Non-ordered choice was supposed to be a short-term compromise, born out of a spirited committee fight. Back then, Adams House Master Robert J. Kiely and former Eliot House Master Alan E. Heimert '49 vigorously opposed an attempt by some of their colleagues and Jewett to fully randomize the housing lottery.

"The masters never exactly got at each other's throats," says Mather House Master Jeffrey G. Williamson, who supported the compromise. "But it's fair to say the debate was lively."

Jewett said in an interview last week that while he will continue to support the compromise, he prefers randomizing all housing assignments.

"By and large, the masters feel there's been some progress," says Jewett. "I feel there are some who would like to go with a randomization system."
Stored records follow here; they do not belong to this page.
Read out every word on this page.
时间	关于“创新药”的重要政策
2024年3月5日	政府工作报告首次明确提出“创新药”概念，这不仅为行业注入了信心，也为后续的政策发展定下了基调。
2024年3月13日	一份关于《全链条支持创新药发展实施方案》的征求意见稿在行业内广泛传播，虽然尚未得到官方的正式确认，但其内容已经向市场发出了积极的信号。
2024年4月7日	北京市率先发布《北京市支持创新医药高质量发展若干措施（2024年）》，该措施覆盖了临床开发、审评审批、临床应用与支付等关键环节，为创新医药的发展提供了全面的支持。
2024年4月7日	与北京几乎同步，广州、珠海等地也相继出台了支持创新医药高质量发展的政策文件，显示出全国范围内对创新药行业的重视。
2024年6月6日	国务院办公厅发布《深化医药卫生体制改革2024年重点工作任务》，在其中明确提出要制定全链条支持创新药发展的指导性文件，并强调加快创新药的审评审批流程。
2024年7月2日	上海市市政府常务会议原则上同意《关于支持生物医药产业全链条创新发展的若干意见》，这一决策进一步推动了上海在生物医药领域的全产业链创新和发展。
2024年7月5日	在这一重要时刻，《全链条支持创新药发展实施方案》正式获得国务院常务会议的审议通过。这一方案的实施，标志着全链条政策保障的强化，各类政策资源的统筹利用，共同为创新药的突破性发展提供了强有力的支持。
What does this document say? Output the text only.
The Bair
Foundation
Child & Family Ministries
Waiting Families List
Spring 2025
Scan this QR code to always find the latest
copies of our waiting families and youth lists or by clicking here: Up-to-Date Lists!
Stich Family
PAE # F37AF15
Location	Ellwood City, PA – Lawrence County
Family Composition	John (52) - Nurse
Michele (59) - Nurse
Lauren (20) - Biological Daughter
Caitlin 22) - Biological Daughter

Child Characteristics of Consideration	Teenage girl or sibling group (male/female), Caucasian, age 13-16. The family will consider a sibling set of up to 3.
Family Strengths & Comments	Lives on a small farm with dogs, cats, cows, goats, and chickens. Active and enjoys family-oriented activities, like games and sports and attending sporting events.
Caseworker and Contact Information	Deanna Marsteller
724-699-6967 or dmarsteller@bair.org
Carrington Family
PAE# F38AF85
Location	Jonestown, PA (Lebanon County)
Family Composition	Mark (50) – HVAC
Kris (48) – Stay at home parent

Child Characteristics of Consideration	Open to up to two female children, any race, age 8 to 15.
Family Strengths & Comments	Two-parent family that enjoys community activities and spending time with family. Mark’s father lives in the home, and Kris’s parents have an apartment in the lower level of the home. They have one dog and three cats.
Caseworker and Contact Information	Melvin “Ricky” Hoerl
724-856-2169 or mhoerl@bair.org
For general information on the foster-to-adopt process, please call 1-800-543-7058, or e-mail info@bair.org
According to interviews with half a dozen house masters, a majority of the committee members prefer either non-ordered choice or randomization, and many randomization supporters view the compromise system favorably.

"Harvard spends millions of dollars [on financial aid] to get a diversified student body, so each house should get a diverse group," says Quincy House Master Michael Shinagel, who considers himself a supporter both of increased diversity and non-ordered choice.

"If anything, it's softened some of the house stereotypes," Shinagel says.

Despite growing support for some randomization and the departure of Heimert, Kiely maintains his support for ordered choice, under which students could rank their house preferences.

"I'm still in favor of the old system," says Kiely, who is Loker professor of English. "I think if people who have similar interests want to group together, I don't have any problem with that."

Kiely says the system is at fault for the record number of transfers, which the Adams master terms "an administrative headache." Jewett says last spring's 127 transfers was a result of a "relaxing" of transfer procedures.

Still, Jewett concedes that the housing lottery creates considerable stress for first-years. But he says no compromise is without flaws.

In the fall of 1989, it was Jewett--armed with a set of statistics showing a lack of extracurricular, racial and socioeconomic diversity in the houses--who raised the spector of randomization as a viable method of diversifying the houses.

He was immediately rebuked by a student group calling itself the Committee Against Randomization and headed by James M. Harmon '93-'94. The committee of first-years argued that student choice should not be neglected at the expense of increasing diversity.

"Every system is flawed," says Harmon, whose group proposed the compromise. "But I think the present system is working well enough to preserve it."